Следует признать, что меня не очень позабавил случай, когда мой кузен, Натаниэль Померанс представил меня инженерному подрядчику со словами: «Вы, двое, имеете много общего — вы оба строите мосты» и издал глупый смешок. Но я рискну утверждать, что это были одни из самых правдивых слов, когда — либо сказанных в сомнительной шутке.
Скромность — это одно, а тщеславие — другое. Все, кто что — либо знает о современной стоматологии, знают о мосте Голдпеппера и коронке Голдпеппера. Это я, доктор Моррис Голдпеппер, их изобретатель, и создатель Полувыдвижного Зажима, который носит мое имя, пишу слова, которые вы видите перед собой. Для идентификации ничего больше не требуется. А теперь мой отчет.
Первого ноября, в навеки черный день личного календаря несчастного грешника, который пишет эти строки, даже не зная точно, будут ли они когда — либо прочитаны — но что еще я могу сделать? — вскоре после 5 часов вечера в дверь моей лаборатории постучали. Я обнаружил там странного мужчину, выглядящего сморщенным и хилым. Он спросил, не являюсь ли я доктором Моррисом Голдпеппером, «знаменитым создателем Полувыдвижного Зажима», и я согласился со столь лестным обвинением.
У этого человека был иностранный акцент, или, подумал я, возможно, у него дефект речи. Может ли он увидеть меня, было его следующим вопросом.
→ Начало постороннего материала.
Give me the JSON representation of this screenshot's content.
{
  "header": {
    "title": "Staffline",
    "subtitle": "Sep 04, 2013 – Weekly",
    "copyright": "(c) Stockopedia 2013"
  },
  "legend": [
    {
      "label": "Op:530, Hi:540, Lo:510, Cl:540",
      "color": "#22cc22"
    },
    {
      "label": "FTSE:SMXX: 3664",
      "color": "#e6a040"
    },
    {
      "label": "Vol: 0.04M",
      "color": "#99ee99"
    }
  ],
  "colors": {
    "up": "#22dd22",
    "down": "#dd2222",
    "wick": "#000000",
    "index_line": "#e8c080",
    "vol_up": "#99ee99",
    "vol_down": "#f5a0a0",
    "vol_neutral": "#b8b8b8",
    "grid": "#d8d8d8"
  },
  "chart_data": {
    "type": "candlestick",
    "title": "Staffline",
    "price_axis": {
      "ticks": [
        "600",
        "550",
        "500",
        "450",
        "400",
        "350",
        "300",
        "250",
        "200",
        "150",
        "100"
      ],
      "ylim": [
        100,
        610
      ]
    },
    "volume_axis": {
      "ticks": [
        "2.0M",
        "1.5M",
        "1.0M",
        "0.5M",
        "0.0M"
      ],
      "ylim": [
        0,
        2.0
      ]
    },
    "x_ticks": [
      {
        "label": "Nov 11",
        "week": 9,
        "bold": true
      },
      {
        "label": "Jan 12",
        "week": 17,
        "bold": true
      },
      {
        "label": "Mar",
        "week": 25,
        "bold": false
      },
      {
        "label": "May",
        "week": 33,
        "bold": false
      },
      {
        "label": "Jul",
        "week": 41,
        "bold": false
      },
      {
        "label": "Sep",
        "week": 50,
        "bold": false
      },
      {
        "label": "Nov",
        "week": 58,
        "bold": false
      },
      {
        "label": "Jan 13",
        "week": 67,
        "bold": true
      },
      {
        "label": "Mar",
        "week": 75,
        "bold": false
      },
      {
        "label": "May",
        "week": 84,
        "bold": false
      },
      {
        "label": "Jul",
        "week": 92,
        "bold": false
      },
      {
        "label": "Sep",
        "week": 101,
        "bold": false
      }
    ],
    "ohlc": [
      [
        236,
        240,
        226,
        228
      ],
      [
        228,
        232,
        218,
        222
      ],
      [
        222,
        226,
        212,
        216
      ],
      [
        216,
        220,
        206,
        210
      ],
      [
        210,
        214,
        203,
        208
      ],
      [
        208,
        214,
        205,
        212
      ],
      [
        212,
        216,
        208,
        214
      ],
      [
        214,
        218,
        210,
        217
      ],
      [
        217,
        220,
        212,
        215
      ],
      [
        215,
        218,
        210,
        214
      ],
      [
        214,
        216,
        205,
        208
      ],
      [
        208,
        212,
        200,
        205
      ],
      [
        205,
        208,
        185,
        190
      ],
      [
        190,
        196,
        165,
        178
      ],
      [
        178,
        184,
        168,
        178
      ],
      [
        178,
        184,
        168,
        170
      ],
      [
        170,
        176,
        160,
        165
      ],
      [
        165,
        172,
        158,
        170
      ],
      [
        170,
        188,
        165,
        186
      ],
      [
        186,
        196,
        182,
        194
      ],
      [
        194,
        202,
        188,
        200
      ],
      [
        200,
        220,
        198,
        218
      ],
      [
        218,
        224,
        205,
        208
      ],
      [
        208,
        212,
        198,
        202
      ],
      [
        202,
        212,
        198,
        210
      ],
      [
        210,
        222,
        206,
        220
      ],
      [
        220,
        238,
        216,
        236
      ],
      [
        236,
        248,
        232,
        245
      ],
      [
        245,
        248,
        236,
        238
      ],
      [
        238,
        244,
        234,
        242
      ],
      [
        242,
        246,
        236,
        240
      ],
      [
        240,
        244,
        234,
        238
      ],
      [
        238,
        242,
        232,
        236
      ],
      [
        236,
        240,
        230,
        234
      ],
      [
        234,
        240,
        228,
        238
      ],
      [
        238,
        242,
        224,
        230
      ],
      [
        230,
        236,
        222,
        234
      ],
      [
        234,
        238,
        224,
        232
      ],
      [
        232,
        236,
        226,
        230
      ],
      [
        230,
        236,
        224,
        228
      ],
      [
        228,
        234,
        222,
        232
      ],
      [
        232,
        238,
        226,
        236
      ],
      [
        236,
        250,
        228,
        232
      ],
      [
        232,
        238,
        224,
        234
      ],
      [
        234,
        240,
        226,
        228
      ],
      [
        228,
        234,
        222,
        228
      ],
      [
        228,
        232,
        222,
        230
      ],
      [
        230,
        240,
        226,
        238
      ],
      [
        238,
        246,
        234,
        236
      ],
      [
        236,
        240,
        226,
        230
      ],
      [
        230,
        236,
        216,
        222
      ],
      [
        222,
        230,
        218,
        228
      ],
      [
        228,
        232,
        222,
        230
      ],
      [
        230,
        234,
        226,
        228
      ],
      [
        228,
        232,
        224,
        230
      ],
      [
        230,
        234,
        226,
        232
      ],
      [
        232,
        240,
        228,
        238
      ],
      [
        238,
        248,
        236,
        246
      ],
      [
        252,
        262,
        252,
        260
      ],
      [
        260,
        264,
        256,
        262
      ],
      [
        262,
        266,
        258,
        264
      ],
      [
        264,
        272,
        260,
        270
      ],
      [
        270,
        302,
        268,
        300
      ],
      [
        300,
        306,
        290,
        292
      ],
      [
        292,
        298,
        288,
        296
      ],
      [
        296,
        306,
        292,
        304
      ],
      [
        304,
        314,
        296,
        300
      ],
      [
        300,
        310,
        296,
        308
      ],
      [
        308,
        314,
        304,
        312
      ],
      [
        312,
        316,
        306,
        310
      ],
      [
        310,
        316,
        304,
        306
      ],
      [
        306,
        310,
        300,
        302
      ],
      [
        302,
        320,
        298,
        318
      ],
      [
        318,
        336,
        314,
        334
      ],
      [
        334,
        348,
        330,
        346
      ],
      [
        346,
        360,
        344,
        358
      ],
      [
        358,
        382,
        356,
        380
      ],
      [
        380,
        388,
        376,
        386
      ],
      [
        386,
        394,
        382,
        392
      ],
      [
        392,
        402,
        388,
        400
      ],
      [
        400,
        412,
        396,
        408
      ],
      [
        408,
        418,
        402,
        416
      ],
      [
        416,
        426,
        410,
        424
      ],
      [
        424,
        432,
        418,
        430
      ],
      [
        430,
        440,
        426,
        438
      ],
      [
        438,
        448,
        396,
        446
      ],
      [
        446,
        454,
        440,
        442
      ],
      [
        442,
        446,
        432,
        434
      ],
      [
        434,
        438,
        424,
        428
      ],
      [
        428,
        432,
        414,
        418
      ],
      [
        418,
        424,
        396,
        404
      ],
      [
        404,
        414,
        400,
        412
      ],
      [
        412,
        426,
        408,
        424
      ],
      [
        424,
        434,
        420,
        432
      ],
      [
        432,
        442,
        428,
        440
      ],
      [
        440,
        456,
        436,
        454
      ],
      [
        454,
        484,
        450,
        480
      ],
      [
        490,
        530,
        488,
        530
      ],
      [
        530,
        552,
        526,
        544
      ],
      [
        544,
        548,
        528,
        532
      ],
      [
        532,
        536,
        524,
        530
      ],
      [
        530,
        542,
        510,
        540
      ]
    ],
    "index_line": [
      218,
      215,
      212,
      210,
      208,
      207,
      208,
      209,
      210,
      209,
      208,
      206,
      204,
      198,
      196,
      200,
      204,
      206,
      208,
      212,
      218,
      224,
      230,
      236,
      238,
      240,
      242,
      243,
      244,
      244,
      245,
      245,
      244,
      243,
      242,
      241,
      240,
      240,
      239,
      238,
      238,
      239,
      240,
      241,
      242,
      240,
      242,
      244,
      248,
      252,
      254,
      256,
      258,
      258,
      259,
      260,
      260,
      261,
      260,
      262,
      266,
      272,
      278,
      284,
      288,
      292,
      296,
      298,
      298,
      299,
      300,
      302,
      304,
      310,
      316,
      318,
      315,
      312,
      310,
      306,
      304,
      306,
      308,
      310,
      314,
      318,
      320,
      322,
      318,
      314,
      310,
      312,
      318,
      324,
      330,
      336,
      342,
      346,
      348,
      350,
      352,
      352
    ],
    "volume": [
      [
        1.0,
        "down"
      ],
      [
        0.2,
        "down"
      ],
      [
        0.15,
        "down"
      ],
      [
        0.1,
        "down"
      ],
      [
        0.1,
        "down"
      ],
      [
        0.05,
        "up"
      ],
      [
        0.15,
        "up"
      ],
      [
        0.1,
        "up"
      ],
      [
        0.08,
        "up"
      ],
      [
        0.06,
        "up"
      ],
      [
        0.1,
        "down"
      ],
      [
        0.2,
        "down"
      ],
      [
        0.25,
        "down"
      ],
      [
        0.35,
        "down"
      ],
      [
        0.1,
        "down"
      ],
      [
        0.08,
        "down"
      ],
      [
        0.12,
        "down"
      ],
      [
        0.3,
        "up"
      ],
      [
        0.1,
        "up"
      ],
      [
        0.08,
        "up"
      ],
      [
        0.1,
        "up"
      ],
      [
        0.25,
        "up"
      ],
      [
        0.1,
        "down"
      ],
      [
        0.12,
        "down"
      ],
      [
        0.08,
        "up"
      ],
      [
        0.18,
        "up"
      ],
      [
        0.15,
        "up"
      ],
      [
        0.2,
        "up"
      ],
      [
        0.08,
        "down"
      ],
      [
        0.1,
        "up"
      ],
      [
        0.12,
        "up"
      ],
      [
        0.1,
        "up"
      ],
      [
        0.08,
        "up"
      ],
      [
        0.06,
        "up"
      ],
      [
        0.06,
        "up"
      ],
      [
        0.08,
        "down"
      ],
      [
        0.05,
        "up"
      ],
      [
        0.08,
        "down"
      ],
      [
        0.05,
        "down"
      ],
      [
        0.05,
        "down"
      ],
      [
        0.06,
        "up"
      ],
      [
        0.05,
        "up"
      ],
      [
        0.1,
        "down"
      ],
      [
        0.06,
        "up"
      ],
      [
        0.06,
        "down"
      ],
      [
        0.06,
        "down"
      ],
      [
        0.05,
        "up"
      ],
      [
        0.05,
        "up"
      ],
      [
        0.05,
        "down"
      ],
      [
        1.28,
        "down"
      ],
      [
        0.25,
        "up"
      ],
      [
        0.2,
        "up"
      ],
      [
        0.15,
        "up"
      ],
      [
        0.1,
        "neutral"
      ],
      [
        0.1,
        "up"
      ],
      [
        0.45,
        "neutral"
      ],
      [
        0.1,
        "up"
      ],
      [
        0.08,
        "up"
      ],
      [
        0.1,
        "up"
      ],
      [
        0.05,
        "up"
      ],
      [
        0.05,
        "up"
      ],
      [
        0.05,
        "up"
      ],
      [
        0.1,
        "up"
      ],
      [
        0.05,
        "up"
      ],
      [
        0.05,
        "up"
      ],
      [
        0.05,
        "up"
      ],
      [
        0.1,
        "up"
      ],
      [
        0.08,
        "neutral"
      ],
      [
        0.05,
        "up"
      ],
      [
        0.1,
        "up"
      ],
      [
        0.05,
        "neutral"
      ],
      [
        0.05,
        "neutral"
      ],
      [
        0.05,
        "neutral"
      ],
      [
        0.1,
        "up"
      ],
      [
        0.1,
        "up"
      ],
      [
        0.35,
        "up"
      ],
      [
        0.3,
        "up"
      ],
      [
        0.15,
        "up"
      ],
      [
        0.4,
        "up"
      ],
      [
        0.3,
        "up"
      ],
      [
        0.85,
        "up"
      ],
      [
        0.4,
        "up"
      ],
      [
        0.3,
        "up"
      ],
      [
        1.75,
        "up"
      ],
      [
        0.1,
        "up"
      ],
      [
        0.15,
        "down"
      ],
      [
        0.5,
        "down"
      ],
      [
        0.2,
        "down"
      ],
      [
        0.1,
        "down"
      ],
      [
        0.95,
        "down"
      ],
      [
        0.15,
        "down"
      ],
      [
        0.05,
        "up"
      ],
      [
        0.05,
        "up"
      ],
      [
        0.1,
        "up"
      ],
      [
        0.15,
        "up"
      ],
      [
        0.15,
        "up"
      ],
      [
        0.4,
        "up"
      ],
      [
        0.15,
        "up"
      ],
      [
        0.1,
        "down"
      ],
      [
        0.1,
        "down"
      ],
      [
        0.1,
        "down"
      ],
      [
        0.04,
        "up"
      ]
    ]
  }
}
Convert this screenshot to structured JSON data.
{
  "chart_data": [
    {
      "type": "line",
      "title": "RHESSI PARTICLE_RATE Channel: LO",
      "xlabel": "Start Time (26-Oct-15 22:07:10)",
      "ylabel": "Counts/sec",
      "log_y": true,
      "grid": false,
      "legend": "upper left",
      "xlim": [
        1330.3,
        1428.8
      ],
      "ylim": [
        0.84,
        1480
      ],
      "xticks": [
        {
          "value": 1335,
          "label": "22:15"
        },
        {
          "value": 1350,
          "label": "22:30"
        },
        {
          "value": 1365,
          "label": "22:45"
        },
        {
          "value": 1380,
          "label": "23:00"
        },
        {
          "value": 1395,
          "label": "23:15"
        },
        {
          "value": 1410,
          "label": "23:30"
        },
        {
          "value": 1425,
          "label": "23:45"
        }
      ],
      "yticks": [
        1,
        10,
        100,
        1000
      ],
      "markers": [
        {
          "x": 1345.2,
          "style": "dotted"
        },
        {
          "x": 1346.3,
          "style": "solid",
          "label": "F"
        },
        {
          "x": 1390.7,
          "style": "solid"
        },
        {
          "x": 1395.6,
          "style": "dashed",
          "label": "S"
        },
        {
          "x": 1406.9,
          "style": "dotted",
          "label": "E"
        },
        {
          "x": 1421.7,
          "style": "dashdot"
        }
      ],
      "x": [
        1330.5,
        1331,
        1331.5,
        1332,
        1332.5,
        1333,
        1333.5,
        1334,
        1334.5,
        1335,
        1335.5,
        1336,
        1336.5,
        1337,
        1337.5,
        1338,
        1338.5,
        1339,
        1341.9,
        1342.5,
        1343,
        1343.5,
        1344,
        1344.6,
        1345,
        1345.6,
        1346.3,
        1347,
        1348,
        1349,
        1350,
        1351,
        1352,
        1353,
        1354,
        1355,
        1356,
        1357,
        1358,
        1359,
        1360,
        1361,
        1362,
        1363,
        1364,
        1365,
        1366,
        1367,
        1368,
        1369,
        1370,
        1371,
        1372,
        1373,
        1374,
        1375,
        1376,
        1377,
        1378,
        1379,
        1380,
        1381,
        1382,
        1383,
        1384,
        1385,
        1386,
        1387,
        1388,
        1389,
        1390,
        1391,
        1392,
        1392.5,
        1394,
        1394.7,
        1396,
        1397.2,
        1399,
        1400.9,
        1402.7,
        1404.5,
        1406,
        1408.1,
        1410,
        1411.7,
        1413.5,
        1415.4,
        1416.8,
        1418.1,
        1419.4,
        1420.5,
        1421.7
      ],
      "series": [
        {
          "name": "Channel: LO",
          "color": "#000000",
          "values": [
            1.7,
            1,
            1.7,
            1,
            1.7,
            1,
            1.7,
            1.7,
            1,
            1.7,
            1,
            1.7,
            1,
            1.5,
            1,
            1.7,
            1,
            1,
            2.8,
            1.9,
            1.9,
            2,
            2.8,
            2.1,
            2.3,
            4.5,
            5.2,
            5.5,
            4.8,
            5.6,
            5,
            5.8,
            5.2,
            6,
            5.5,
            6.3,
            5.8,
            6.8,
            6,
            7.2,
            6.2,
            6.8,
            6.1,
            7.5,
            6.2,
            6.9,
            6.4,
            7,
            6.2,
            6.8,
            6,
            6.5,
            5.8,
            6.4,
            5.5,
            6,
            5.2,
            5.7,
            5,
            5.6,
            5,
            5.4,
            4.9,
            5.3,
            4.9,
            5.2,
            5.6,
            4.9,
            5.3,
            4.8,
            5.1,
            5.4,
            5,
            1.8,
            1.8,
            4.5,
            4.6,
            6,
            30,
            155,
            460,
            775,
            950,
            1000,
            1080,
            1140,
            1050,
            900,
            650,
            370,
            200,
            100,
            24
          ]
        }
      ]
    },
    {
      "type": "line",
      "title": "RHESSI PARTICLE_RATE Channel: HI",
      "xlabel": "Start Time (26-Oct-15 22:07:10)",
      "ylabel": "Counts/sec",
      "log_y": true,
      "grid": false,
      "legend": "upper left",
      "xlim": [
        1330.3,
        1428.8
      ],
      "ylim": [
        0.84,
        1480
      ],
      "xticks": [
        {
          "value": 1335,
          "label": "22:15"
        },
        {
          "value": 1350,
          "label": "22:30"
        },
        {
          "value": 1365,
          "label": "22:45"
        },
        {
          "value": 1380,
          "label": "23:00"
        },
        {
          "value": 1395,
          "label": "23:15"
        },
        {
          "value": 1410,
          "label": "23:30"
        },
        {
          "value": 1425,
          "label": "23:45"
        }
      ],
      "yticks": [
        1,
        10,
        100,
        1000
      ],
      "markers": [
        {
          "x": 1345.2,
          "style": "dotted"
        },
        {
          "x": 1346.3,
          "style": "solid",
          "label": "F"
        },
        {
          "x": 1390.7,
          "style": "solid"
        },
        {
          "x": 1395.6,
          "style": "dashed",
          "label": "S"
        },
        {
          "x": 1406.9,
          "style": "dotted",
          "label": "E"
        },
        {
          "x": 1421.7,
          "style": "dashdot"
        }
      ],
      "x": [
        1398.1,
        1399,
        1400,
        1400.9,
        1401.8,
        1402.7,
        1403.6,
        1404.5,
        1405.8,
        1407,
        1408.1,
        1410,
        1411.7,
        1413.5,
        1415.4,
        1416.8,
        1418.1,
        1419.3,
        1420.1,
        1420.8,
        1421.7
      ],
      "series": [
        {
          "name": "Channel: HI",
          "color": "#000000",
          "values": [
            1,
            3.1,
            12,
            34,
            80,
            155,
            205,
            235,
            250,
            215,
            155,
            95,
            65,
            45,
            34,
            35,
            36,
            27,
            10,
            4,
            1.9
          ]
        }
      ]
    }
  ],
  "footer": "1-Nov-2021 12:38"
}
Я колебался.
Это случалось со мной и раньше, и с большинством других практикующих тоже — приходит незнакомец, и, прежде чем вы узнаете его, он очерняет некоего совершенно респектабельного Доктора Стоматологии или Доктора Медицины. Дантист вырвал здоровый зуб — дантист взял огромную сумму за новые протезы — они ему не подходят, он сильно страдает — он беден, стоматолог ничего не сделал — и так далее, до тошнотворной бесконечности. Словом: чудак, сумасброд, помешанный.
Но пока я колебался, мужчина зевнул, неучтиво прикрыв рот рукой, и я с удивлением заметил, что внутренняя часть его рта была странного синего оттенка!
Ошеломленный этим уникальным отклонением от нормы, я позволил ему войти. Затем я стал раздумывать, что бы сказать, так как он сам ничего не говорил, а с интересом оглядывал лабораторию. «Изложите ваше дело» было бы слишком резко, а «Почему у вас синий рот?» было бы слишком неловко. Тупик.
Задержавшись у крупномасштабной модели колпачка Голдпеппера (все еще незаконченной — доделаю ли ее когда — нибудь? Увы, кто знает?) этот странный человек сказал: «Я знаю все о тебе, дантист Голдпеппер. Великий ученый, ты. Человек могучего воображения, ты. Тот, кто восстает против узких горизонтов и жаждет воспарить в обширные и отдаленные миры».
Все, что я смог сказать, это: «И что же я могу сделать для вас?»
Все это было правдой; каждое его слово было правдой. В моем тщеславии скрывался мой крах. Я был обманут, как ворона с сыром в древней басне Эзопа.
Этот человек продолжал прямо и открыто рассказывать мне, что он был обитателем другой планеты. У него было два сердца, разве не поразительно? И, следовательно, две системы кровообращения. Два пульса — по одному в каждой руке, один медленный, другой быстрый.
Это напомнило мне ситуацию в Филадельфии несколько лет назад, когда было две телефонных системы — если у вас был только телефон Белла, вы не могли позвонить тому, у кого был только телефон Кейстоуна.